182. Duplicate Emails
Description
Pandas Schema
data = [[1, 'a@b.com'], [2, 'c@d.com'], [3, 'a@b.com']]
person = pd.DataFrame(data, columns=['id', 'email']).astype({'id':'Int64', 'email':'object'})
Table: Person
+-------------+---------+ | Column Name | Type | +-------------+---------+ | id | int | | email | varchar | +-------------+---------+
id is the primary key (column with unique values) for this table.
Each row of this table contains an email. The emails will not contain uppercase letters.
Write a solution to report all the duplicate emails. Note that it’s guaranteed that the email field is not NULL.
Return the result table in any order.
The result format is in the following example.
Example 1:
- Input:
Person table: +----+---------+ | id | email | +----+---------+ | 1 | a@b.com | | 2 | c@d.com | | 3 | a@b.com | +----+---------+
- Output:
+---------+ | Email | +---------+ | a@b.com | +---------+
- Explanation: a@b.com is repeated two times.
Submitted Code
import pandas as pd
def duplicate_emails(person: pd.DataFrame) -> pd.DataFrame:
# email 행 이름 변경
person.rename(columns={"email": "Email"}, inplace=True)

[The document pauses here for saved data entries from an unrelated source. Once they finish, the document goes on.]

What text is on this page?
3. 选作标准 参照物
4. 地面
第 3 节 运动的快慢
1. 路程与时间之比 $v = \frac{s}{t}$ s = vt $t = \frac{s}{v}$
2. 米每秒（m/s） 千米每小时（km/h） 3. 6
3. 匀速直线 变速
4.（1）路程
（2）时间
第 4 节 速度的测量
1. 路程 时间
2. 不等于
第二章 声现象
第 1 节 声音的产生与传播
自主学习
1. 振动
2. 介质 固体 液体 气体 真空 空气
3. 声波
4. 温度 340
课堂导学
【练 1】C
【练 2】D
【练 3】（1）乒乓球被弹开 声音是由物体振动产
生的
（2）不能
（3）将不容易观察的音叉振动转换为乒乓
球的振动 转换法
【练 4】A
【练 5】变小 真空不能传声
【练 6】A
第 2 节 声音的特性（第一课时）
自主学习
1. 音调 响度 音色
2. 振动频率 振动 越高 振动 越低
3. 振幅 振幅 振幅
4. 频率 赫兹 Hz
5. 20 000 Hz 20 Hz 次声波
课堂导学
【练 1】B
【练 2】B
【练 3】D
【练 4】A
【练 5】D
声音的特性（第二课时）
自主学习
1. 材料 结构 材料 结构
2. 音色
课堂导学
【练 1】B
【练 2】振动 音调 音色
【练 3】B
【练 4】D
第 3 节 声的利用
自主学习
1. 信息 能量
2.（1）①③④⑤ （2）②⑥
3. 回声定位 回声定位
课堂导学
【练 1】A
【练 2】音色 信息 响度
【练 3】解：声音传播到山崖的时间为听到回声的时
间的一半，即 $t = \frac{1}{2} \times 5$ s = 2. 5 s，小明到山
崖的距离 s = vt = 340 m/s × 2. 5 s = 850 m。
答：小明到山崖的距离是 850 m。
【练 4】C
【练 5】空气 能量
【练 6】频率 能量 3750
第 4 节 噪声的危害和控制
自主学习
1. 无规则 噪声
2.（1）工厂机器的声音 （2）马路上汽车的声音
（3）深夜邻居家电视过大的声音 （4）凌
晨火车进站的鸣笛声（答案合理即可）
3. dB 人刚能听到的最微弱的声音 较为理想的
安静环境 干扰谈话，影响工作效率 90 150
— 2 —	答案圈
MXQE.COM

# 고유한 email 제거 및 중복 email은 첫 번째만 남기고 제거
email_filtered = person[person.duplicated(subset=["Email"], keep=False)].drop_duplicates(subset=["Email"], keep="first")
# id 열 제거
email_filtered.drop(columns=["id"], inplace=True)
return email_filtered
Runtime: 431 ms | Beats 62.94%
Memory: 66.17 MB | Beats 88.33%
먼저 .duplicated()
에 keep=False
로 중복되지 않은 이메일만 False로 만들어서 없앤 후, .drop_duplicates()
에 keep="first"
로 중복 이메일의 첫 번째만 남기고 모두 지우는 방식으로 해결했다.
Other Solutions
1st
import pandas as pd
def duplicate_emails(person: pd.DataFrame) -> pd.DataFrame:
"""
This function identifies duplicate email addresses in a given DataFrame.
Parameters:
- person: A pandas DataFrame containing at least one column named 'email'.
Returns:
- A DataFrame containing unique duplicate email addresses.
"""
# Use `duplicated` to find rows where the 'email' value is duplicated.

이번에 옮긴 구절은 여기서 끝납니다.